En 1998, la police découvrait une grande quantité de substances interdites lors d'un contrôle effectué pendant le Tour de France. Ce scandale s'est soldé notamment par une discussion sur le rôle des pouvoirs publics dans la lutte contre le dopage.

Au début de 1963, la France avait, la première, adopté une loi antidopage. D'autres pays lui ont emboîté le pas, mais la coopération internationale en la matière a longtemps été du ressort du Conseil de l'Europe. Dans les années 1980, la collaboration s'est nettement accrue entre les autorités sportives internationales et divers organismes gouvernementaux. Avant 1998, la question était encore discrètement débattue dans divers forums (CIO, fédérations sportives, gouvernements), donnant ainsi lieu à des définitions, des pratiques et des sanctions divergentes. Du fait de cette confusion, les sanctions contre le dopage étaient souvent contestées, et parfois annulées par des tribunaux civils.

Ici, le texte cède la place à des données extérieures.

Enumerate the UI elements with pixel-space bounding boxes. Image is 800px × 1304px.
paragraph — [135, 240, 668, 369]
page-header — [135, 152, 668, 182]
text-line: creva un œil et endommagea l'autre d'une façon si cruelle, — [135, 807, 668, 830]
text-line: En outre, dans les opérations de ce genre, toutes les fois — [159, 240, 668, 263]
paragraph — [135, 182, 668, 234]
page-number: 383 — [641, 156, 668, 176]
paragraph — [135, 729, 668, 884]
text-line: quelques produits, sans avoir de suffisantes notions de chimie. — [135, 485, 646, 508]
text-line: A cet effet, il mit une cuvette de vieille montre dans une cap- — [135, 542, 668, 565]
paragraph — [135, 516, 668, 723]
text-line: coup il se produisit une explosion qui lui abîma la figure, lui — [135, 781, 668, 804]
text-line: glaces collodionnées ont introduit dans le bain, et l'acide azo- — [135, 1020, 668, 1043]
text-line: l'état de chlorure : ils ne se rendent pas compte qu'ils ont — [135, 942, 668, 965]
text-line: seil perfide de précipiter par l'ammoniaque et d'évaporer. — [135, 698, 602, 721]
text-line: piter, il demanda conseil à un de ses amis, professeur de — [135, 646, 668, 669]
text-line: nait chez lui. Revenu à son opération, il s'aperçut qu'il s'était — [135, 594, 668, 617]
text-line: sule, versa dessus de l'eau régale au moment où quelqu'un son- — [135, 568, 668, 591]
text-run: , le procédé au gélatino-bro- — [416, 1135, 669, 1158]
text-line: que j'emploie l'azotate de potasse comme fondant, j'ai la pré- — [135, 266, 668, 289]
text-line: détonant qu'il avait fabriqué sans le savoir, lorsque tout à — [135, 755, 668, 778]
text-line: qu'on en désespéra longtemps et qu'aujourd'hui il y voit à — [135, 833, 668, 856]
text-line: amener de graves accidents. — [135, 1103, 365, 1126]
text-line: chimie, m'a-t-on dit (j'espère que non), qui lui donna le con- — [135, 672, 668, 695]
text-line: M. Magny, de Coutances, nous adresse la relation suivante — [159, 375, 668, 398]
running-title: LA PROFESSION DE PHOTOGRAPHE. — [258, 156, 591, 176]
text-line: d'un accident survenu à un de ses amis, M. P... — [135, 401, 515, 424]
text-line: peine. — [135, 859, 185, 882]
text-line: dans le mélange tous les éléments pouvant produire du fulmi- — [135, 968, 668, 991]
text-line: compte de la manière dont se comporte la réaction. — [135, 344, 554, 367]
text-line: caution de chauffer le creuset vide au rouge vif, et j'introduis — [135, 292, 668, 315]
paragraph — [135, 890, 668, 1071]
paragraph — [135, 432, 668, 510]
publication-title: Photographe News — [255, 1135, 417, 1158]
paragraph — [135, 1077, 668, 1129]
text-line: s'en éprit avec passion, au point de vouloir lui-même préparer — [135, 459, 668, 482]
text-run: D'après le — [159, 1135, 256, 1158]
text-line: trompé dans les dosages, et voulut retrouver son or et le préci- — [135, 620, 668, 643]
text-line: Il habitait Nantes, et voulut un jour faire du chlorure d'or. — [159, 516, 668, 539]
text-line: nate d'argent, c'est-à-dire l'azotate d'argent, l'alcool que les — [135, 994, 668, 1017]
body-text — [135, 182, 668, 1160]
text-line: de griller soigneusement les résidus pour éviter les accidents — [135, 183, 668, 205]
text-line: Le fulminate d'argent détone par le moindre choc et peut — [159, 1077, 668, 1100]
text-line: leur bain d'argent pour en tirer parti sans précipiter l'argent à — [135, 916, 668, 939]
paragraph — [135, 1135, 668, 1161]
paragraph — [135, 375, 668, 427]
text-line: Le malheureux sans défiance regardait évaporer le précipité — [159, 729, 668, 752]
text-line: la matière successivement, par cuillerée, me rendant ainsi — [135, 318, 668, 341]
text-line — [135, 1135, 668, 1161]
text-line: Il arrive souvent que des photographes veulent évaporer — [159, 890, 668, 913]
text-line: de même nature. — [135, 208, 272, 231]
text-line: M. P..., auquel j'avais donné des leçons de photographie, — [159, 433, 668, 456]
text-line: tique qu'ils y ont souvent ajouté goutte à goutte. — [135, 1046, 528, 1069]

Le scandale du Tour de France a montré la nécessité d'avoir en place un organisme international indépendant qui établirait des normes uniformes pour la lutte contre le dopage et coordonnerait les efforts des organisations sportives et des pouvoirs publics. Le CIO a pris l'initiative en organisant la première Conférence mondiale sur le dopage dans le sport à Lausanne en février 1999. L'Agence mondiale antidopage (AMA), dont la création a été proposée à l'occasion de cette Conférence, a été fondée à Lausanne le 10 novembre 1999.

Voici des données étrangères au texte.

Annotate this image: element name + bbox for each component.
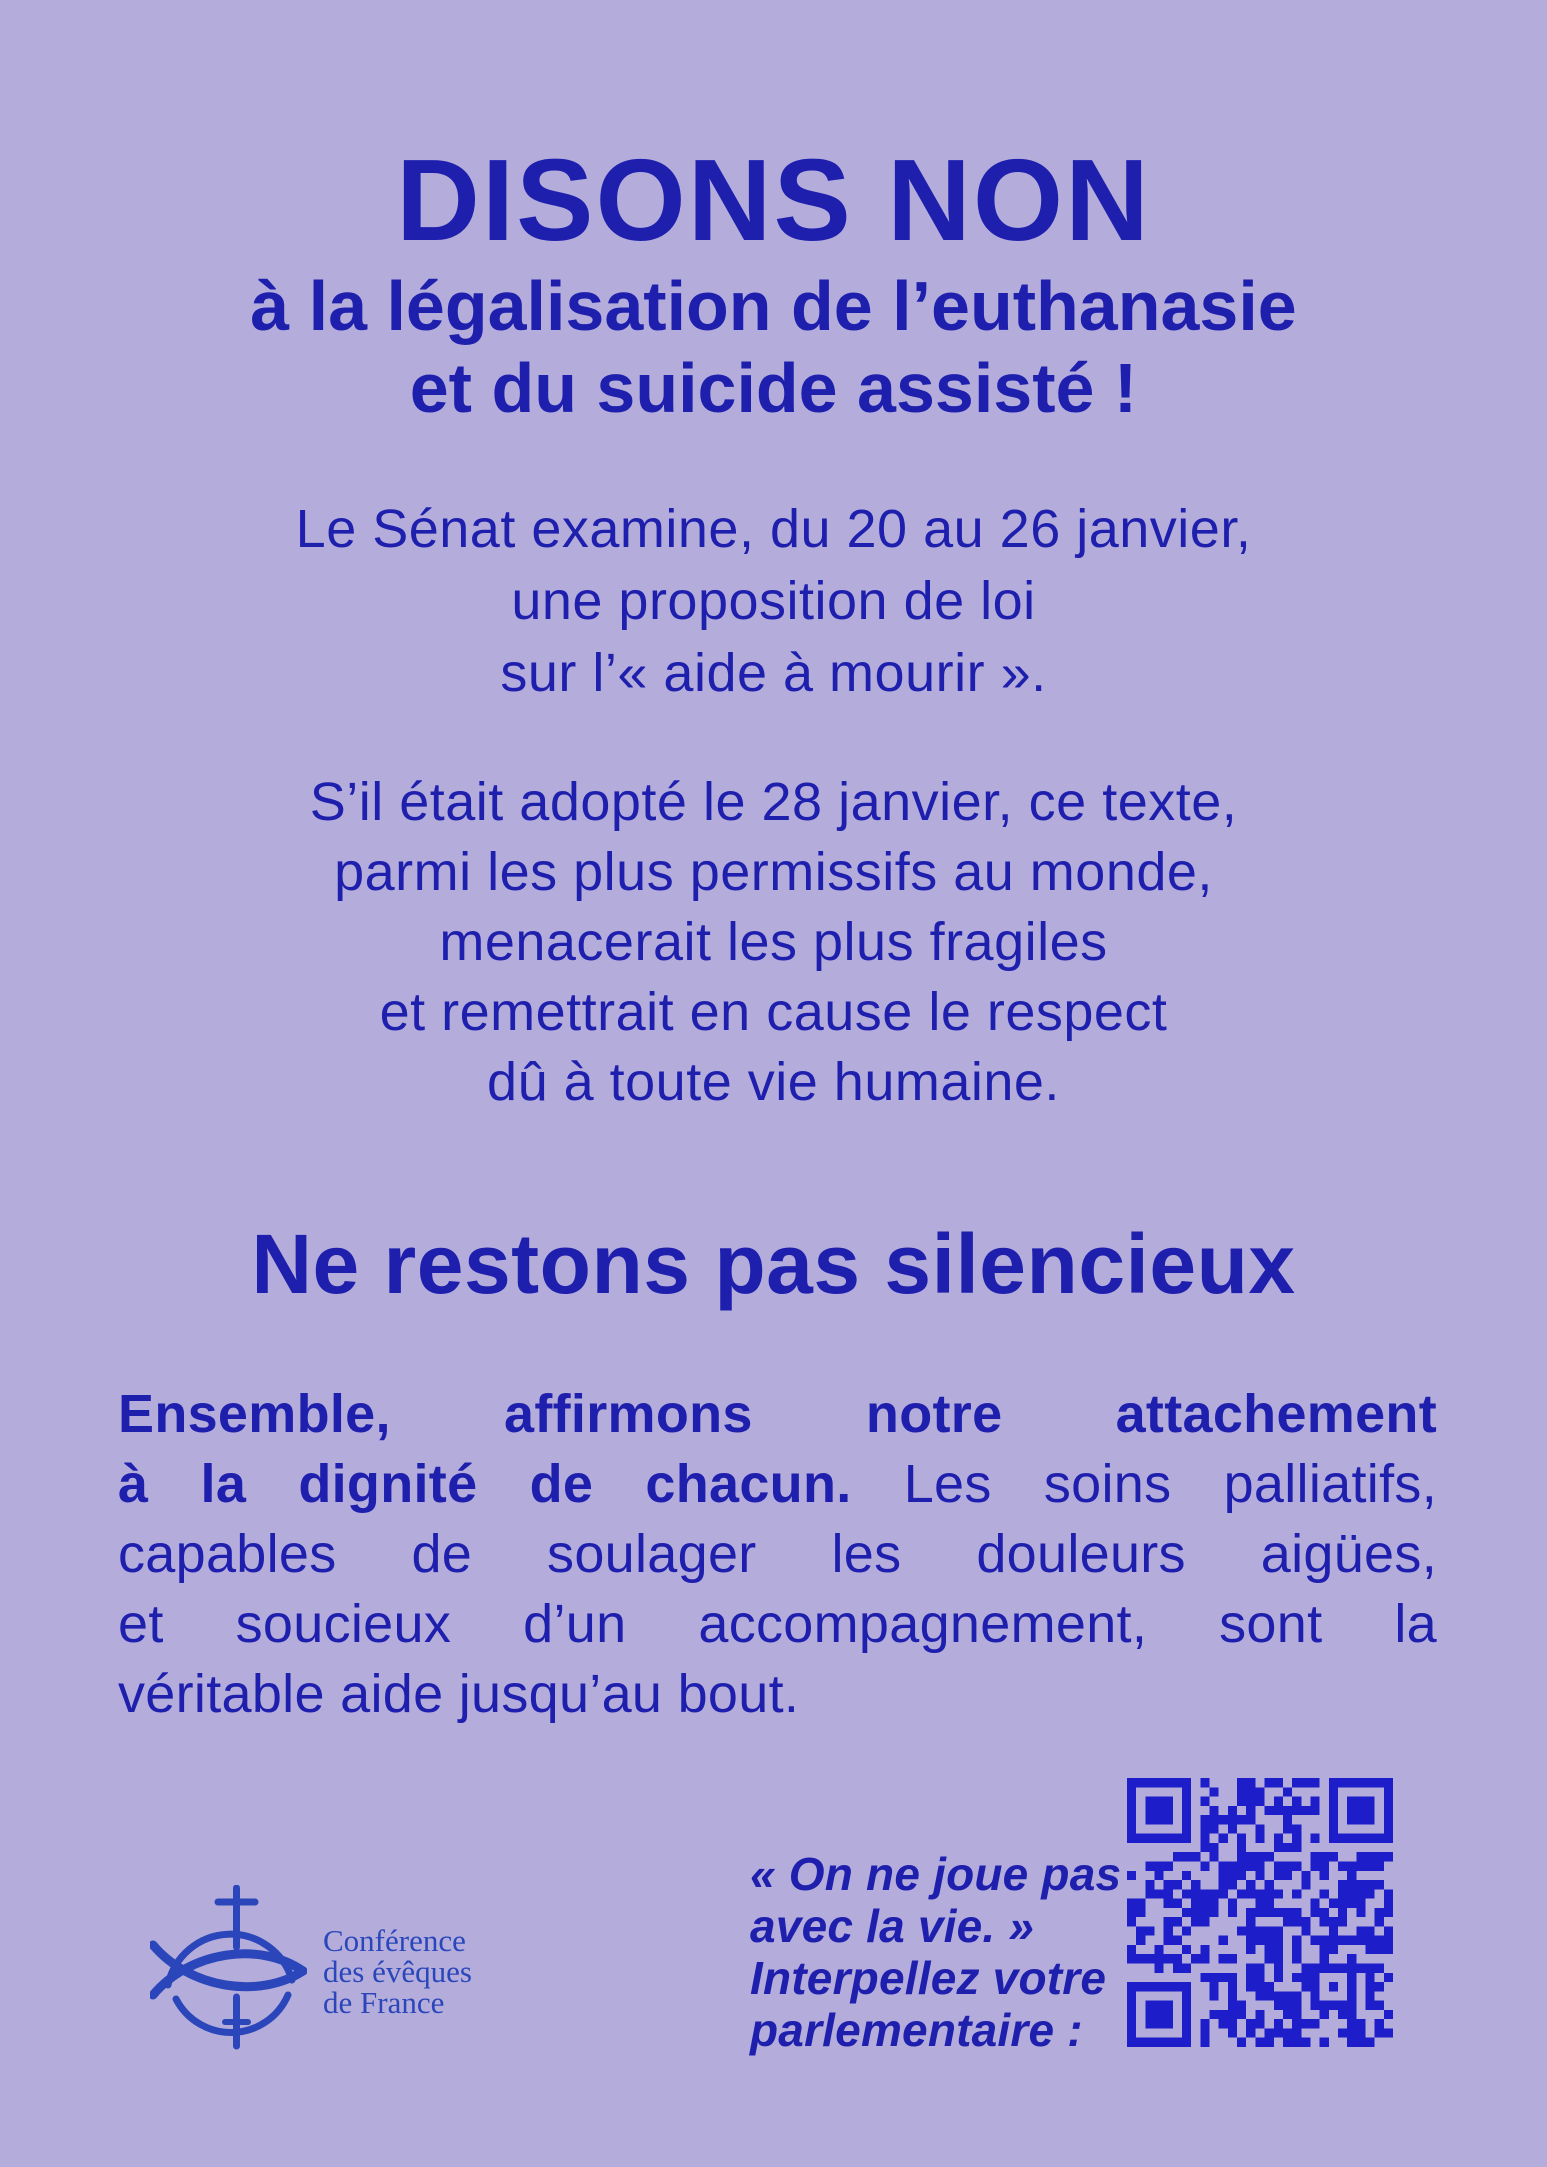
- quote-block: [750, 1848, 1121, 2056]
- text-line: capables de soulager les douleurs aigües,: [118, 1524, 1437, 1584]
- call-to-action-heading: Ne restons pas silencieux: [251, 1217, 1296, 1311]
- text-segment: Les soins palliatifs,: [903, 1454, 1437, 1514]
- text-line: dû à toute vie humaine.: [487, 1052, 1060, 1112]
- text-line: à la légalisation de l’euthanasie: [250, 267, 1297, 345]
- warning-paragraph: [0, 767, 1547, 1117]
- text-line: des évêques: [323, 1954, 472, 1989]
- cef-fish-cross-logo-icon: [150, 1885, 307, 2050]
- text-line: parlementaire :: [750, 2004, 1083, 2056]
- text-line: Interpellez votre: [750, 1952, 1107, 2004]
- logo-org-name: [323, 1925, 472, 2018]
- text-line: Ensemble, affirmons notre attachement: [118, 1384, 1437, 1444]
- text-line: et soucieux d’un accompagnement, sont la: [118, 1594, 1437, 1654]
- qr-code: [1127, 1778, 1393, 2047]
- intro-paragraph: [0, 493, 1547, 709]
- text-bold-segment: à la dignité de chacun.: [118, 1454, 852, 1514]
- text-line: menacerait les plus fragiles: [439, 912, 1108, 972]
- text-line: de France: [323, 1985, 445, 2020]
- subtitle: [0, 265, 1547, 429]
- text-line: avec la vie. »: [750, 1900, 1035, 1952]
- text-line: « On ne joue pas: [750, 1848, 1122, 1900]
- page-title: DISONS NON: [396, 135, 1151, 265]
- text-line: et remettrait en cause le respect: [379, 982, 1168, 1042]
- text-line: S’il était adopté le 28 janvier, ce texte,: [309, 772, 1238, 832]
- text-line: Le Sénat examine, du 20 au 26 janvier,: [295, 499, 1252, 559]
- text-line: Conférence: [323, 1923, 466, 1958]
- text-line: parmi les plus permissifs au monde,: [334, 842, 1213, 902]
- lower-arc-icon: [176, 1995, 288, 2032]
- text-line: et du suicide assisté !: [409, 349, 1138, 427]
- appeal-paragraph: [118, 1379, 1437, 1729]
- text-line: véritable aide jusqu’au bout.: [118, 1664, 800, 1724]
- text-line: une proposition de loi: [511, 571, 1036, 631]
- text-line: sur l’« aide à mourir ».: [500, 643, 1047, 703]
- text-line: [118, 1449, 1437, 1519]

Source : Agence mondiale antidopage (AMA)


* 1 « Lutte contre le dopage : avoir une longueur d'avance », rapport n° 782 (2012-2013) fait au nom de la commission d'enquête sur l'efficacité de la lutte contre le dopage.

* 2 Audition par la commission de la culture, de l'éducation et de la communication du mercredi 4 juin 2014.

* 3 Audition par la commission de la culture, de l'éducation et de la communication de M. Bruno Genevois, président de l'AFLD du mercredi 14 mai 2014.